According to a recent study, there may be a link between autism and children delivered by Caesarean section.  Although the link is still unclear, researchers have stated that surgical delivery can raise the risk of autism disorders by 23 percent.

Researchers at University College Cork analyzed medical statistics in various countries, including the US, Canada, Sweden, and Australia, to see how children born via Caesarean section may be more vulnerable to developing ASD. Professor Louise Kenny, obstetrician and study author, stressed that they are still in the early stages of research, and more studies will need to take place in order to further analyze the potential link. She states, “Parents should be reassured that the overall risk of a child developing ASD is very small and that Caesarean section is largely a very safe procedure, and when medically indicated, it can be lifesaving”.

This new study, published in the Journal of Child Psychology and Psychiatry, reviewed two existing findings from studies on ASD and C-sections and looked for the links between surgical delivery and ADHD (attention deficit and hyperactivity disorder). Although there may be a link, the relationships between psychological development and the type of delivery used at birth is very complex.

Eileen Curran, lead author of the study, states, “Given the accelerating rate of Caesarean section globally, this finding warrants further research of a more robust quality using larger populations to adjust for important potential confounders and explore potential causal mechanisms.” In Ireland, for example, over one-third of all babies are delivered via C-section. The World Health Organization recommends that no more than 10 to 15 percent of births should be through this surgical method. With autism disorders being diagnosed more frequently in recent years, scientists are exploring an expansive amount of possible factors. Simultaneously, the rate of births by C-section has grown tremendously over the past few decades. For example, births by C-section have tripled in Britain since 1970.
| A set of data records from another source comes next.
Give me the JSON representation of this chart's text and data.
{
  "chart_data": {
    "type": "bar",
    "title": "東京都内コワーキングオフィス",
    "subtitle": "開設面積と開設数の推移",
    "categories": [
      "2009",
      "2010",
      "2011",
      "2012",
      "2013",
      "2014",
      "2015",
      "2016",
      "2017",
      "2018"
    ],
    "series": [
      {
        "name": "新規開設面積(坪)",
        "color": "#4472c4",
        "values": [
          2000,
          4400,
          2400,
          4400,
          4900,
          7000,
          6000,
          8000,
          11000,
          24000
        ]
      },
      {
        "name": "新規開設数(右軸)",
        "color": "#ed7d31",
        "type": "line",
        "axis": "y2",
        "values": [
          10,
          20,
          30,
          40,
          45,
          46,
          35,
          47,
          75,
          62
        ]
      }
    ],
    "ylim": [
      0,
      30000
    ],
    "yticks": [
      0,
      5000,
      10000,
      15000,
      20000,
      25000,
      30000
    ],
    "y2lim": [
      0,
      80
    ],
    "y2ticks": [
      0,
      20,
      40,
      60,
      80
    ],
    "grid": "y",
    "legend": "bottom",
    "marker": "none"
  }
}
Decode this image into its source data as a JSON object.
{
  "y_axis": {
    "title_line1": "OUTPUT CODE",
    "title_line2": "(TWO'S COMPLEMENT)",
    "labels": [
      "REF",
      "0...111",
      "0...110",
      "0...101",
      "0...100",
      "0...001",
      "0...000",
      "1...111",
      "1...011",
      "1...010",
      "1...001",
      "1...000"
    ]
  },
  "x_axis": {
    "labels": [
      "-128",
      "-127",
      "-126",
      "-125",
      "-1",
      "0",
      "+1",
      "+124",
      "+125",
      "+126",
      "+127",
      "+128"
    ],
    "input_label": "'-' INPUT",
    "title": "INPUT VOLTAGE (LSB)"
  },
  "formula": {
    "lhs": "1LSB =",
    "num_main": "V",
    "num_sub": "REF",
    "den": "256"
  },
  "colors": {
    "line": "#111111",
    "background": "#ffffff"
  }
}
The new study is a meta-analysis of 25 previously published papers on the links between C-sections and disorders such as autism and ADHD. Some research papers stated a risk of autism for upwards of 40 percent when the child is born by Caesarean section. Although it is still unclear what is driving this association, children born by Caesarean section have different gut flora than those born by normal delivery, which may be a contributing factor in psychological development.

Another theory derives from the fact that C-sections are typically carried out at 37 to 39 weeks, as opposed to the completed 40-week gestation. Curran states, “It is possible that the last few weeks are important for brain development, and therefore being born near rather than at term may lead to an increased risk of psychological problems”. Curran continues, “Given the accelerating rate of Caesarean section globally, this finding warrants further research of a more robust quality, using larger populations to adjust for important potential confounders and explore potential cause mechanisms.”